Incredibile, l’ultima volta che ho scritto due righe eravamo nel decennio scorso.
Uh, come passa il tempo.
Vorrei parlare di alcune cose sciocche, al mio solito, che tramite un procedimento induttivo mi rivelano aspetti più en profondeur del nostro miserando passaggio su questa terra.

In generale sto ricavando qualche saggezza dai miei 30s: tipo non lo so, che io non sono il centro dell’universo; che quello che ritengo importante è decisamente più trascurabile di quanto io non creda.

Su questo aspetto ci sto ancora lavorando: è difficile arrendersi alla mediocrità se da bambino eri il più bravo a scrivere in una scuola di periferia urbana in una classe di veri figli del proletariato. Ci sono voluti orizzonti ben più ampi per convincermi del fatto che non sono speciale come la maestra mi aveva fatto credere.

Nel lento tentativo di arrendermi al fatto che non sono un enfant prodige mi sono reso conto di alcune cose:

1- Questa follia dell’efficienza nel capitalismo occidentale ha rotto il c***o. Il dogma dell’efficienza è quanto di meno umano esista. Tipo che quando stai pisciando nel bagno di un bar, a neanche metà dello svuotamento vescicale piombi nelle tenebre più assolute. E a quel punto, con il tuo arnese ancora fra le mani non puoi far altro che ondeggiare o portare in alto mano(seguiiltuocapitanooo) per far resuscitare quella ignobile fotocellula. Ai baristi dico che quello che risparmierete nella bolletta della luce lo perderete in detersivi: credete che al buio uno riesca davvero a pisciare dentro la tazza (ondeggiando)?

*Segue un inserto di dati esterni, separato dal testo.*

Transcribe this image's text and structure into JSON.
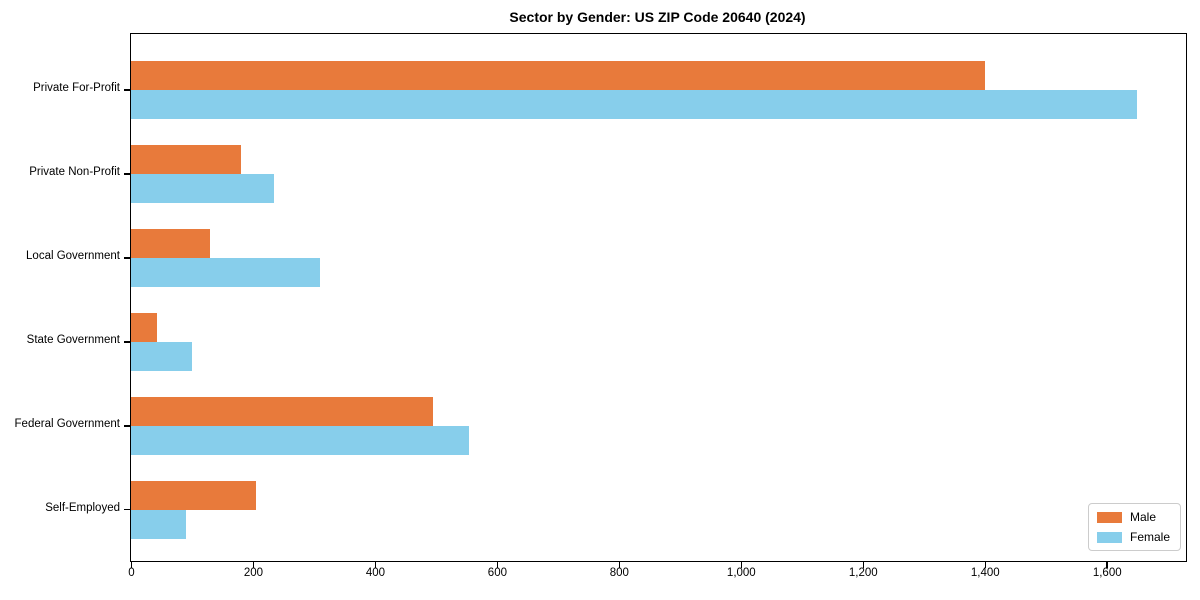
{
  "title": "Sector by Gender: US ZIP Code 20640 (2024)",
  "chart_data": {
    "type": "bar",
    "orientation": "horizontal",
    "title": "Sector by Gender: US ZIP Code 20640 (2024)",
    "categories": [
      "Private For-Profit",
      "Private Non-Profit",
      "Local Government",
      "State Government",
      "Federal Government",
      "Self-Employed"
    ],
    "series": [
      {
        "name": "Male",
        "color": "#E87A3B",
        "values": [
          1400,
          180,
          130,
          42,
          495,
          205
        ]
      },
      {
        "name": "Female",
        "color": "#87CEEB",
        "values": [
          1650,
          235,
          310,
          100,
          555,
          90
        ]
      }
    ],
    "xlabel": "",
    "ylabel": "",
    "xlim": [
      0,
      1730
    ],
    "x_ticks": [
      0,
      200,
      400,
      600,
      800,
      1000,
      1200,
      1400,
      1600
    ],
    "x_tick_labels": [
      "0",
      "200",
      "400",
      "600",
      "800",
      "1,000",
      "1,200",
      "1,400",
      "1,600"
    ],
    "grid": false,
    "legend": {
      "position": "lower right",
      "items": [
        {
          "label": "Male",
          "color": "#E87A3B"
        },
        {
          "label": "Female",
          "color": "#87CEEB"
        }
      ]
    }
  }
}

2- Una volta ero molto stressato e ritenevo che il mio lavoro fosse tutta la mia vita. Fu una fase molto difficile che seguiva il tragico momento della fine degli studi umanistici. L’ansia che ne conseguì fu una delle prime sberle che presi dal mondo. Quando iniziai a perdere il sonno decisi quindi di iscrivermi a un corso di training autogeno, senza sapere bene cosa fosse. Pagai la quota e seguii il corso per tentare di centrare la mia vita come si centra la ruota di una bicicletta con i raggi sballati.

Non posso dire che il corso non sia stato efficace: le tecniche di allontanamento dello stress funzionavano così bene che dopo 5 minuti di training piombavo nel sonno più oscuro e senza sogni di cui possa godere un cristiano. Tecnicamente, quindi IO NON HO MAI FREQUENTATO UN CORSO DI TRAINING AUTOGENO.

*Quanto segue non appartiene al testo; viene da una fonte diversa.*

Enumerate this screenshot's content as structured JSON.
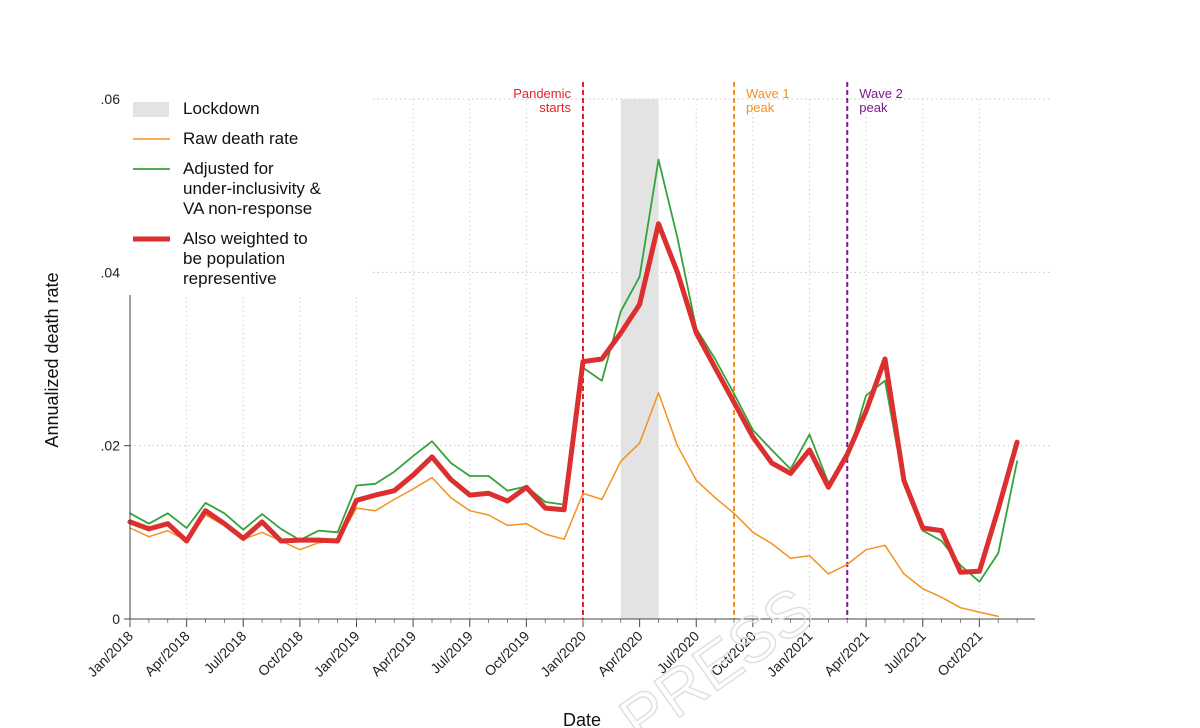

3- Raga è inutile che durante le riunioni mi parliate col labiale perché non sono sordomuto e non capisco un ca**o e provo un imbarazzo indegno e alla fine sono costretto a mentirvi facendo cenno che ho capito.

4- Che palle quelli che se la prendono con l’apparenza sui social e con la non autenticità di ciò che mostriamo sui social e alla fine laggente rivela solo il lato più bello di sé sui social e bla bla bla. Dio mio, è ovvio che su Instagram ti pubblico la foto dove sono particolarmente fiquo e il tramonto sul Vesuvio. Cosa devo pubblicare, la bolletta delle Acque Veronesi? Se questa positività finta e piena di filtri non ti piace, stacca internet e prova a cercare lavoro con una laurea in lettere.

5- Vivo gettando le ansie e le preoccupazioni di cui sopra in un grande scompartimento stagno in fondo al mio cervello. Ogni tanto tracima e lì son ca**i amari. Ma finché tutto se ne sta lì io sono felice. Superficialità? Forse. Ma quelli che dicono che i problemi vanno affrontati mi indispongono quasi quanto le fotocellule nei bagni. Più mi inoltro nella maturità, più ho l’impressione che l’essenza della vita sia scansare i problemi, fino a quando ci si riesce.

Quando il fardello dei vostri problemi diverrà insostenibile, fidatevi di me:
iscrivetevi a un corso di training autogeno.